Another cool feature is that we have stuff like Seering Blaze and Chandra’s Outrage that don’t force us to choose between burning opponents or their creatures – we get to do both! Adding more of these could be useful – Arc Trail, for example is another card that can hit a player and kill a creature all at once.
Valakut was added as another way to improve late-game effectiveness, buy turning useless land draws into more Lightning Bolts. Burn spells with Buyback, Flashback or Retrace are also worth looking at if you find you have trouble closing out games that run long.
A Planechase planar deck to go along with the above list:
Aretopolis – Life gain and card draw both help with the whole “late game” issue.

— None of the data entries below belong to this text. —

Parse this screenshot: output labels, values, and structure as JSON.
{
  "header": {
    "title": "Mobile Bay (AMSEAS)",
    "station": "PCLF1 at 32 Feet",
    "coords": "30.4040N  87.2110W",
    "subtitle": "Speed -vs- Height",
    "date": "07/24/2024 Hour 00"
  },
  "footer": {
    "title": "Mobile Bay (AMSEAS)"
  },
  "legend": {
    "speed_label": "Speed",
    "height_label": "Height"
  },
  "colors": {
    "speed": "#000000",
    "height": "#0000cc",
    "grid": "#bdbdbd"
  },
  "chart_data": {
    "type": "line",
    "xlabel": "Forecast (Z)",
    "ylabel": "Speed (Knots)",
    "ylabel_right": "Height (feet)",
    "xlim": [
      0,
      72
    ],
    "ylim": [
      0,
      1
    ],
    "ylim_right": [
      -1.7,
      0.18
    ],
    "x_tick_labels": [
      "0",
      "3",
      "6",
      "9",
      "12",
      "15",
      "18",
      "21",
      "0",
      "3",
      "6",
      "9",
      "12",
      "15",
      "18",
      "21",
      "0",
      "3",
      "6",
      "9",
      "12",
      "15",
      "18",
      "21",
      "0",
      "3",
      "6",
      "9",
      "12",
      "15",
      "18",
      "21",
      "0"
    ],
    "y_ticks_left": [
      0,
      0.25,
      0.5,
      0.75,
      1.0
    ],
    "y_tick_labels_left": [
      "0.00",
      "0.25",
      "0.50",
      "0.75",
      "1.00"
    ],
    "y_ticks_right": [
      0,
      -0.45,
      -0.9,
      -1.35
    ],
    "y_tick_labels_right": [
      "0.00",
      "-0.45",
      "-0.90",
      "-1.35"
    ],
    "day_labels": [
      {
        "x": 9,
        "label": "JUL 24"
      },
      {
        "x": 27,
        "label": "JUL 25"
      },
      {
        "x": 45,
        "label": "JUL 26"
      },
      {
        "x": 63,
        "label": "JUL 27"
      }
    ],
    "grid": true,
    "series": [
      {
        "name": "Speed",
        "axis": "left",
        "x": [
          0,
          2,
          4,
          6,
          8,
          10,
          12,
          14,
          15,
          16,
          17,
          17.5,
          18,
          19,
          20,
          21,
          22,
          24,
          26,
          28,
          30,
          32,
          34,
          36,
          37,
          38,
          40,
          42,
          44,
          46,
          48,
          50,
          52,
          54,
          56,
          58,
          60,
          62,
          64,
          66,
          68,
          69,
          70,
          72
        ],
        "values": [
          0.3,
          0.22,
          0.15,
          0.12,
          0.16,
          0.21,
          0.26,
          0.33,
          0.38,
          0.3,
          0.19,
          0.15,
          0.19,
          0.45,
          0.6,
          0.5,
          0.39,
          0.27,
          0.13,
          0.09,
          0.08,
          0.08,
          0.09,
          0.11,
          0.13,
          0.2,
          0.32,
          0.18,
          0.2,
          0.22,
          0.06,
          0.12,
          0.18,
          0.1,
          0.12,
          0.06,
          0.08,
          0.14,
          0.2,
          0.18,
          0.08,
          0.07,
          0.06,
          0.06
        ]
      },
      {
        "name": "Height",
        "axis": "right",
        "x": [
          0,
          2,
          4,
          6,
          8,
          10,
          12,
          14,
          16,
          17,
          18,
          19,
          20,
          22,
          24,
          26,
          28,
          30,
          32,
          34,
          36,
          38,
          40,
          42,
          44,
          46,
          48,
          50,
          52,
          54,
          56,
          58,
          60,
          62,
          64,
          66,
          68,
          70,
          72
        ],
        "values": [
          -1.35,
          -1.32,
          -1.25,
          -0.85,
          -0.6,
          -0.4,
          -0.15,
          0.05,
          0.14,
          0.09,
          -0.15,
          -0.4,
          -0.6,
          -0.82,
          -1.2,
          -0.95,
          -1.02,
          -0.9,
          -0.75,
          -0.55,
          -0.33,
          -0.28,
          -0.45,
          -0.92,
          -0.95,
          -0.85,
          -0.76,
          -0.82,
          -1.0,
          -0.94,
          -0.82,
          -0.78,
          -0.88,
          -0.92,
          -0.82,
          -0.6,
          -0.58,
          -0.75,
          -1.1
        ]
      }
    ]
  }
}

Glimmervoid Basin – Just imagine casting a single Lightning Bolt and hitting every single creature and player for 3…Okay, that's basically what Flamebreak does, but for only one mana!
Izzet Steam Maze – Same idea as above, but more surgical.
Kilnspire District – Red mana. Duh.
Naar Isle – MOAR FIRE!
Panopticon – Draw cards for fun and profit!
Stronghold Furnace – Could backfire, yes, but Planechase is all about living on the edge.
Trail of the Mage-Rings – Yet another way to get more burn for our buck.
Planewide Disaster – Many of your creatures can come back later. Hopefully, theirs’ can’t.
Mutual Epiphany – No Red mage would every turn down the chance to draw 4 for free.